Stefan Klein: Alles Zufall?
Ein gutes Sachbuch: angenehm, sogar unterhaltsam zu lesen. Der Autor schreibt in Geschichten und schafft es manchmal, mich zu berühren.
Diese Geschichten werde ich mir merken:
- Die Liebeserklärung an die Libelle in Kapitel 6, ein wunderschöner Organismus für ein Leben im Flug, gefolgt von dem Hinweis, dass sich Fliegen (und damit auch Mücken) evolutionsbiologisch aus etwas Ähnlichem wie der Libelle entwickelt haben. “Nur weil die Evolution zufällig ist, war dies möglich.” Das hat meine Vorstellung über die Stellung des Menschen in der Evolution verändert.
- Die Charakterisierung des Mathematikers John von Neumann in Kapitel 8 als jemand, der egoistisches Denken als Naturgesetz ansah. Jetzt kommt mir die ganze Spieltheorie wie eine Theorie vor, in der jeder gegen jeden kämpft. J.v.Neumann war dann auch derjenige, der die Städte auswählte, auf die die ersten Atombomben abgeworfen wurden und die Aufrüstung Amerikas mit Atomraketen empfahl. Er diente als Vorbild für “Dr. Strangelove oder wie ich lernte, die Bombe zu lieben”.
Das Layout, die Anmerkungen und die Bibliographie, alles sehr schön aufgemacht und ansprechend.
Aus Sicht des Glücksspielers gibt es allerdings einiges zu meckern und daher nur 4 von 5 Sternen. Die sehr kurzen Erklärungen zur Entropie in Kapitel 3 sind mir zu wenig. Hier wäre eine gute Geschichte möglich gewesen, die mit dem Laplace’schen Prinzip der Indifferenz beginnt und mit dem Prinzip der maximalen Entropie endet.
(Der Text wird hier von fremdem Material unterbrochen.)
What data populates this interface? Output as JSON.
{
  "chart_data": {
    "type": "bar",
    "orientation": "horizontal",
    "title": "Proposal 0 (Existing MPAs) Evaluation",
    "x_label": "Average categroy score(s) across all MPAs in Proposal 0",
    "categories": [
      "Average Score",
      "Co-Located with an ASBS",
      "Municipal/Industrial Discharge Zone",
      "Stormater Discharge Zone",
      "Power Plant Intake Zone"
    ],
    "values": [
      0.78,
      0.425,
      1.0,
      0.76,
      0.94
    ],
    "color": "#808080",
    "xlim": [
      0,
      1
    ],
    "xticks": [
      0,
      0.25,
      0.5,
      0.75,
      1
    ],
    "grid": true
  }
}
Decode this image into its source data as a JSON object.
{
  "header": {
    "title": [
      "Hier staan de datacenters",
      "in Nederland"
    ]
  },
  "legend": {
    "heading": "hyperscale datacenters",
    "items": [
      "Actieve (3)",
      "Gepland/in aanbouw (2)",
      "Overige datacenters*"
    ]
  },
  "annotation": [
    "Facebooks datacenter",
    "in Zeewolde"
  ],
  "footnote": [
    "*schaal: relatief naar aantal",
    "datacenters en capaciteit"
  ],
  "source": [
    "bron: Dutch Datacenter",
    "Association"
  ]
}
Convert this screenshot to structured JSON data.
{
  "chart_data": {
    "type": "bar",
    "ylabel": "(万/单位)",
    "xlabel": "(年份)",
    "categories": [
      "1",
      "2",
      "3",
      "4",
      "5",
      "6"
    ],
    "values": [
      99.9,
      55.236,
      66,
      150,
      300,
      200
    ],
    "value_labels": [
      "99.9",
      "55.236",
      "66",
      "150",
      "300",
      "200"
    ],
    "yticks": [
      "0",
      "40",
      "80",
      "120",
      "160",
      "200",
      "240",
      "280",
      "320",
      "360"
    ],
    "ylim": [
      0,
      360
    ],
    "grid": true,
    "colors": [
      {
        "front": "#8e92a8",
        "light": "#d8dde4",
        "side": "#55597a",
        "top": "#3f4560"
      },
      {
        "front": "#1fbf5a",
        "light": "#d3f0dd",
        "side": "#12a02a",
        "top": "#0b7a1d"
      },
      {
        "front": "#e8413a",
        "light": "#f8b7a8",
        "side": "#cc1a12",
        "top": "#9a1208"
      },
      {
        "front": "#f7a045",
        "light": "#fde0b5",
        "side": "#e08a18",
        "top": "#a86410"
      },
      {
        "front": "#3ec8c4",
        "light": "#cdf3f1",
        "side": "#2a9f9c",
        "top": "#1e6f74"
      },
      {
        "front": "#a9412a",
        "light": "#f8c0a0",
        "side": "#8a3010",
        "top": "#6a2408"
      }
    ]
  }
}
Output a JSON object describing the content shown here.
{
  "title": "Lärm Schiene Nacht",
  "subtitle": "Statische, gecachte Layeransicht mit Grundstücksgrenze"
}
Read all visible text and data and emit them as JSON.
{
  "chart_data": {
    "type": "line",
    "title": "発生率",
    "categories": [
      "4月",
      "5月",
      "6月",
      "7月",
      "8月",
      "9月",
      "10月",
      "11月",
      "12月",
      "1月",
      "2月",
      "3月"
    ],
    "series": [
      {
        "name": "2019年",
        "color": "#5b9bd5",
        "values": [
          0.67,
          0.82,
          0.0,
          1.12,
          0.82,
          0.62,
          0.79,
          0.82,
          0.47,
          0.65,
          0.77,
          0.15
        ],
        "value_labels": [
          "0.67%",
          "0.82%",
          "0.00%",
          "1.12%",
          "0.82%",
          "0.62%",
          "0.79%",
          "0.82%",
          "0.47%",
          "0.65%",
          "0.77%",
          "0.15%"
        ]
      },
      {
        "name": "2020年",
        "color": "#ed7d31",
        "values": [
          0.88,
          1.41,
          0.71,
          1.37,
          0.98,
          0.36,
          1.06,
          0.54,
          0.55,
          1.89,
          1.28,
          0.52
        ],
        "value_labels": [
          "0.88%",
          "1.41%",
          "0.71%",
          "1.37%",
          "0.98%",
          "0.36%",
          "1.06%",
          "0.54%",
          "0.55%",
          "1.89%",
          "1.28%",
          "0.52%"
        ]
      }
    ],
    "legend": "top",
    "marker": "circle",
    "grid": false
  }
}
Die wichtige Gleichgewichtsbedingung des Prinzips der maximalen Entropie fehlt, und so machen alle Erklärungen über Zufall und Leben für mich recht wenig Sinn.
Es ist offensichtlich, dass sich der Autor in seinem akademischen Leben mit der Hirnforschung beschäftigt hat und dass er sich in seinen früheren Sachbuchveröffentlichungen u.a. mit Fragen der Evolution beschäftigt hat.